Avrà interessi propri, però ha portato nel Golfo la leadership della Corporate America. Non significa fare gli interessi del Paese?
«Sì, penso che questo sia un valore aggiunto rispetto alla precedente amministrazione. Joe Biden non si sentiva a suo agio a viaggiare con gli amministratori delegati delle grandi imprese. Non gli piaceva parlare con i leader aziendali, Trump invece è molto più a suo agio a farlo, con lui ci sono tutti, Wall Street, Silicon Valley, Automotive, New Economy. È un ambiente in cui si muove con destrezza».

Trump ha anche detto che «le scintillanti meraviglie di Riad e Abu Dhabi non sono state create dai cosiddetti nation-builder, dai neo-conservatori o dalle organizzazioni no-profit liberal». Che tipo di America propone in questo nuovo mondo multipolare?
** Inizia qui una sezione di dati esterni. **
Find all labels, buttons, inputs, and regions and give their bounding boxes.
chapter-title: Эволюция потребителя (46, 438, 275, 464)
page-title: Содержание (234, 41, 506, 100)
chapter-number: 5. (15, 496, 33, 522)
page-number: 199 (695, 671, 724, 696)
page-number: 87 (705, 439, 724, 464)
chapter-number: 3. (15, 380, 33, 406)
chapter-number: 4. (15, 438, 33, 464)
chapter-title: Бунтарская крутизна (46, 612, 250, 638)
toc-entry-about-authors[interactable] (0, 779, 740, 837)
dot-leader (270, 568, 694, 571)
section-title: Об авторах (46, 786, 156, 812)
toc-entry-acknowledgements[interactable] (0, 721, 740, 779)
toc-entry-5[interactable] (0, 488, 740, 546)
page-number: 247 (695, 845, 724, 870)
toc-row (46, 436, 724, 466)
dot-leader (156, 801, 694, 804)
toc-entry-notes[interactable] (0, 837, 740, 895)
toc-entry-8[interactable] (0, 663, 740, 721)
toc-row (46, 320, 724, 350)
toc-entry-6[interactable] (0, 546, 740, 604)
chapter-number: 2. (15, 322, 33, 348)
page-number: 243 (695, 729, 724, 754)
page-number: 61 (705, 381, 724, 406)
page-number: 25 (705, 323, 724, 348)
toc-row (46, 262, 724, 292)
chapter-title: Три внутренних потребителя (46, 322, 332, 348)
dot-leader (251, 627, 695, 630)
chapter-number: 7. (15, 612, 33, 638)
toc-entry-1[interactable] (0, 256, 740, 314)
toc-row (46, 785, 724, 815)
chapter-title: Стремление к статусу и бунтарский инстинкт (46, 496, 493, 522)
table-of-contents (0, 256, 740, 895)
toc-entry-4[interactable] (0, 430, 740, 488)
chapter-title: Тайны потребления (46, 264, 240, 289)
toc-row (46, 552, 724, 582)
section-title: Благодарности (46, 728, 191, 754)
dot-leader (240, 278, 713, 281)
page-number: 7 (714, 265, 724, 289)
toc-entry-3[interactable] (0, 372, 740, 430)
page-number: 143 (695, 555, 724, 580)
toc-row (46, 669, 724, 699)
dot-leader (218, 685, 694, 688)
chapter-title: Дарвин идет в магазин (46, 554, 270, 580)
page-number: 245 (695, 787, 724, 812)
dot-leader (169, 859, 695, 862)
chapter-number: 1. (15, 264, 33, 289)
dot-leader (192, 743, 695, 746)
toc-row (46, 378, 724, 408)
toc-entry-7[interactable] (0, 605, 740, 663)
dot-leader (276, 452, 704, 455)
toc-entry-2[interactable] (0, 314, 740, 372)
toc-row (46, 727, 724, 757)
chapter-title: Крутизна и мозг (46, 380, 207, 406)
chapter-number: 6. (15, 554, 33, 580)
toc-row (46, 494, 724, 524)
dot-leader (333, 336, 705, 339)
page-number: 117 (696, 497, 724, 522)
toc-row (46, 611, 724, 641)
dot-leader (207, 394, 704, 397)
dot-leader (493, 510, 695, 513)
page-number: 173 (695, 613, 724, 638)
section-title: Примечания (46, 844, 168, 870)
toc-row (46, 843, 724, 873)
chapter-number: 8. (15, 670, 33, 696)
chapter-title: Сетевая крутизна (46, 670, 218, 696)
«Trump sta cercando di tornare alla legge della giungla, dove i potenti fanno quello che vogliono e i deboli quello che devono fare. Il punto è che gli Stati Uniti sono ancora l’economia e la forza militare più potente al mondo, ma non hanno molto potere nelle mani di una sola persona, che possa guidare le decisioni. Ci sono grandi contrappesi al presidente Usa in democrazia, le politiche cambiano ogni quattro anni, quindi la sua capacità di ottenere i risultati che desidera è limitata rispetto, ad esempio, alle monarchie del Golfo. Ed è anche limitata da una mancanza di competenza e di interesse per i dettagli rispetto ad altri governi che sono più efficaci. È per questo che ha avuto successi in alcuni campi, ma ha anche dovuto fare marcia indietro su altri, come sul commercio con la Cina».